Los experimentos de Leloir eran simples pero muy creativos,
afirma Mordoh. “Tenía más apego a los resultados que a las teorías;
fundamentalmente, mantuvo el trabajo ‘con las manos’ hasta el final de sus
días. Metódico y disciplinado, detestaba los grandes escritorios. Siempre se
mantuvo cerca de sus discípulos porque nunca perdió el contacto con los
experimentos”, agrega.
Para Schekman, la devoción singular de Leloir a su trabajo
experimental, a los colegas de su instituto y, más ampliamente, a la ciencia
latinoamericana, debería servir de modelo para inspirar a la próxima generación
de jóvenes investigadores: “El espíritu de Leloir sigue vivo en aquellos de
nosotros cuya motivación principal es la sed de mayor conocimiento de la
naturaleza”, dice.
“Tuve el privilegio de que Leloir fuera el director de mi
tesis de doctorado”, señala por su lado Angeles Zorreguieta, investigadora del
CONICET y directora de la FIL. “Lo que más disfrutaba Leloir era
hacer ciencia en el laboratorio, estar lo más cerca posible de la mesada y los
experimentos. El gusto por lo que hacía, su curiosidad, claridad, simplicidad y
perseverancia en la búsqueda de respuestas lo llevaron a descubrir procesos
fundamentales que ocurren en las células”, agrega. Y continúa: “Siempre será
una gran fuente de inspiración para quienes tuvimos la suerte y el honor de
trabajar con él. Es importante seguir transmitiendo su legado a nuestros
jóvenes para que emprendan carreras científicas, motivados por las ansias de
generar conocimiento en ciencias de la vida”.
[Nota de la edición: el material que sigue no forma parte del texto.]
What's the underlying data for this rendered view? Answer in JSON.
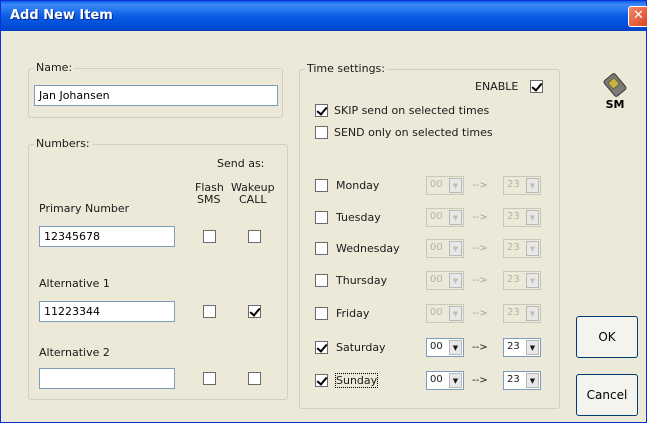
{
  "window": {
    "title": "Add New Item",
    "close_glyph": "✕"
  },
  "name_group": {
    "label": "Name:",
    "value": "Jan Johansen"
  },
  "numbers_group": {
    "label": "Numbers:",
    "send_as_label": "Send as:",
    "flash_sms_header_line1": "Flash",
    "flash_sms_header_line2": "SMS",
    "wakeup_call_header_line1": "Wakeup",
    "wakeup_call_header_line2": "CALL",
    "rows": [
      {
        "label": "Primary Number",
        "value": "12345678",
        "flash_sms": false,
        "wakeup_call": false
      },
      {
        "label": "Alternative 1",
        "value": "11223344",
        "flash_sms": false,
        "wakeup_call": true
      },
      {
        "label": "Alternative 2",
        "value": "",
        "flash_sms": false,
        "wakeup_call": false
      }
    ]
  },
  "time_settings": {
    "label": "Time settings:",
    "enable_label": "ENABLE",
    "enable_checked": true,
    "skip_label": "SKIP send on selected times",
    "skip_checked": true,
    "send_only_label": "SEND only on selected times",
    "send_only_checked": false,
    "arrow": "-->",
    "days": [
      {
        "label": "Monday",
        "checked": false,
        "from": "00",
        "to": "23",
        "enabled": false
      },
      {
        "label": "Tuesday",
        "checked": false,
        "from": "00",
        "to": "23",
        "enabled": false
      },
      {
        "label": "Wednesday",
        "checked": false,
        "from": "00",
        "to": "23",
        "enabled": false
      },
      {
        "label": "Thursday",
        "checked": false,
        "from": "00",
        "to": "23",
        "enabled": false
      },
      {
        "label": "Friday",
        "checked": false,
        "from": "00",
        "to": "23",
        "enabled": false
      },
      {
        "label": "Saturday",
        "checked": true,
        "from": "00",
        "to": "23",
        "enabled": true
      },
      {
        "label": "Sunday",
        "checked": true,
        "from": "00",
        "to": "23",
        "enabled": true
      }
    ]
  },
  "buttons": {
    "ok_label": "OK",
    "cancel_label": "Cancel"
  },
  "logo": {
    "text": "SM",
    "icon": "sim-card-icon"
  },
  "colors": {
    "titlebar": "#0a5de6",
    "dialog_bg": "#ece9d8",
    "close_button": "#d9441e"
  }
}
“El 50 aniversario llega en un momento crítico para la
ciencia mundial, en que toda dedicación posible es insuficiente para combatir
esta pandemia tan alarmante”, afirma Alejandro Schinder, investigador del
CONICET y presidente de la FIL. Y agrega: “Creo que Leloir estaría
muy orgulloso viendo cómo el Instituto que fundó responde en esta situación,
explotando el conocimiento científico para desarrollar herramientas innovadoras
que permiten diagnosticar y combatir COVID-19 en nuestro país y en el mundo”.
Por último, Andrea Gamarnik, investigadora del CONICET y
directora del Instituto de Investigaciones Bioquímicas de Buenos Aires (IIBBA),
que depende del CONICET y de la FIL, y líder del desarrollo de COVIDAR IgG e
IgM, los test serológicos argentinos para COVID-19, señala: “Los pasos de Leloir
recorrieron un camino de ciencia básica de altísimo nivel. Hoy frente a la
pandemia estamos convencidos que no hay ciencia aplicada a resolver los
problemas de nuestra sociedad sin ciencia básica innovadora y recursos humanos
que la acompañe”.
Leloir definía a la investigación como una “aventura
atractiva”. “Algunos de los períodos más placenteros de mi carrera fueron
aquellos en los cuales trabajé con personas inteligentes y entusiastas, con
buen sentido del humor. La discusión de los problemas de investigación con
ellas fue siempre una experiencia muy estimulante”, escribía en su
autobiografía. Y aseguraba: “La parte menos agradable de la investigación,
el trabajo de rutina que acompaña a la mayoría de los experimentos, está
compensada por los aspectos interesantes, que incluyen conocer y a veces ganar
la amistad de personas intelectualmente superiores, provenientes de diferentes
partes del mundo. El balance es claramente positivo”.